Just once in a while there arrives a motion picture that forces one to admit that Twentieth-Century society has developed a magnificent artistic medium, worthy of comparison to Elizabethan drama or Russian fiction of the last century. Perhaps symbolically for our age, its finest examples are not attributable to one man, author, script-writer, producer, director, or the actors. If any of these fail, the movie cannot be first-rate, and that is very likely the most important reason why the percentage of excellent films is so small. "Great Expectations" is a great picture. No one factor made it so. The novel by Dickens is not one of his very best, but it is rich with the crowded, humorous, hypocritical, grotesque, vigorous, and tragic life of Nineteenth-Century England. The producers of the picture have reproduced this life, giving it the sounds and scenes that were everyday to the Victorian, and have put into it characters that speak as Dickens must have intended them to speak, and look like the work of his illustrator, Cruikshank.
Like a number of Dickens' novels, "Great Expectations" is loosely constructed. It centers around the boyhood and early manhood of Pip, who has spent his early years with his sister, the wife of a blacksmith. There are two completely separate plots, which Dickens, with characteristic wantonness, connects at the end by means of pure coincidence.

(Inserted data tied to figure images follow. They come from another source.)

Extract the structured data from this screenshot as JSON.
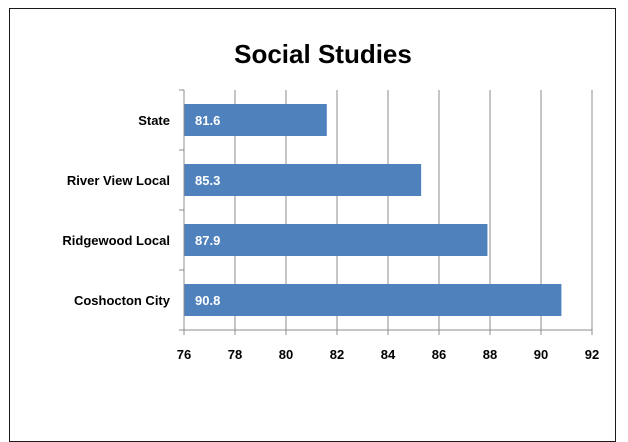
{
  "chart_data": {
    "type": "bar",
    "orientation": "horizontal",
    "title": "Social Studies",
    "categories": [
      "State",
      "River View Local",
      "Ridgewood Local",
      "Coshocton City"
    ],
    "values": [
      81.6,
      85.3,
      87.9,
      90.8
    ],
    "data_labels": [
      "81.6",
      "85.3",
      "87.9",
      "90.8"
    ],
    "xlim": [
      76,
      92
    ],
    "xticks": [
      "76",
      "78",
      "80",
      "82",
      "84",
      "86",
      "88",
      "90",
      "92"
    ],
    "grid": "vertical",
    "legend": "none",
    "bar_color": "#4f81bd"
  }
}
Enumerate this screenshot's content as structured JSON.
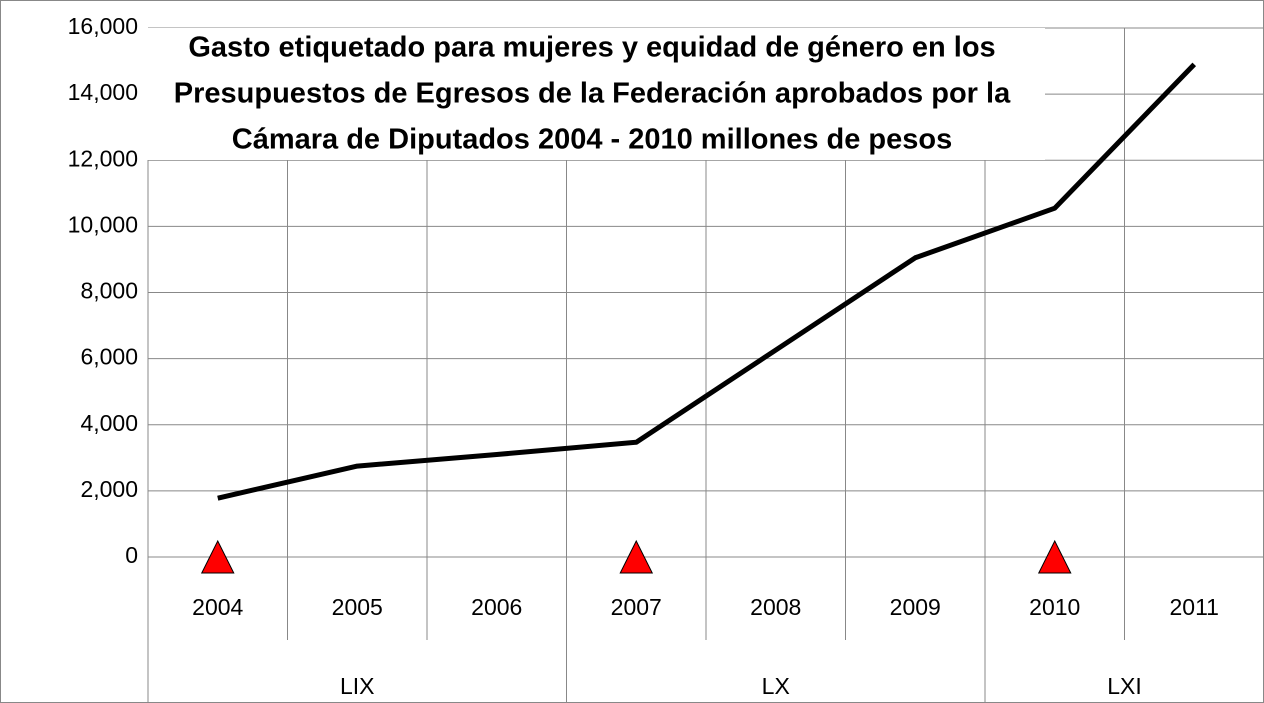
{
  "chart_data": {
    "type": "line",
    "title": [
      "Gasto etiquetado para mujeres y equidad de género en los",
      "Presupuestos de Egresos de la Federación aprobados por la",
      "Cámara de Diputados 2004 - 2010 millones de pesos"
    ],
    "categories": [
      "2004",
      "2005",
      "2006",
      "2007",
      "2008",
      "2009",
      "2010",
      "2011"
    ],
    "groups": [
      {
        "label": "LIX",
        "span": 3
      },
      {
        "label": "LX",
        "span": 3
      },
      {
        "label": "LXI",
        "span": 2
      }
    ],
    "series": [
      {
        "color": "#000000",
        "marker": "none",
        "values": [
          1780,
          2750,
          3100,
          3470,
          6260,
          9050,
          10550,
          14900
        ]
      },
      {
        "color": "#ff0000",
        "marker": "triangle",
        "values": [
          0,
          null,
          null,
          0,
          null,
          null,
          0,
          null
        ]
      }
    ],
    "ylim": [
      0,
      16000
    ],
    "yticks": [
      0,
      {
        "value": 2000,
        "label": "2,000"
      },
      {
        "value": 4000,
        "label": "4,000"
      },
      {
        "value": 6000,
        "label": "6,000"
      },
      {
        "value": 8000,
        "label": "8,000"
      },
      {
        "value": 10000,
        "label": "10,000"
      },
      {
        "value": 12000,
        "label": "12,000"
      },
      {
        "value": 14000,
        "label": "14,000"
      },
      {
        "value": 16000,
        "label": "16,000"
      }
    ],
    "grid": true
  }
}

Condemned as lack of skill, this deus ex machina shows only that the author was more interested in character, scene, and the fate of his hero than he was in the mechanics of plot.
As a boy, Pip was kind to an escaped convict on the marshes. The convict is given his freedom in Australia, and he never forgets Pip. The other plot concerns a woman, who since her bridegroom failed at her wedding years before, has never seen the light of day. She lives in her bridal dress in a room that still contains the banquet table complete with wedding cake. Pip is summoned to talk to her once a week, and there he meets a beautiful girl, Estella, who is being trained by the old lady to revenge her on men. But Pip loves her right through his life, while she, admittedly without a heart, breaks the heart of every man who falls for her. Meanwhile, an anonymous person has given Pip money to go to London and become a gentleman, and then his adventures start in earnest.
Every character is a type and an individual, and every one is well-acted. There is Jaggers, the keen, comfortable and surprisingly soft-hearted lawyer; Pip as a boy, played with magnificent restraint, obedient, kind-hearted, and romantic; Miss Havisham, the grotesque bride of another day, who dies horribly in the great, old, rat-infested house. Practically every character is sympathetic and human, yet each holds a menace of grotesque evilness in himself, something that is brought out more clearly, yet just as subtly, in the movie as in the novel.
Stars of the picture are Valeric Hobson and John Mills, but the minor characters are not less skillful, not is anybody who made "Great Expectations," from Dickens to director.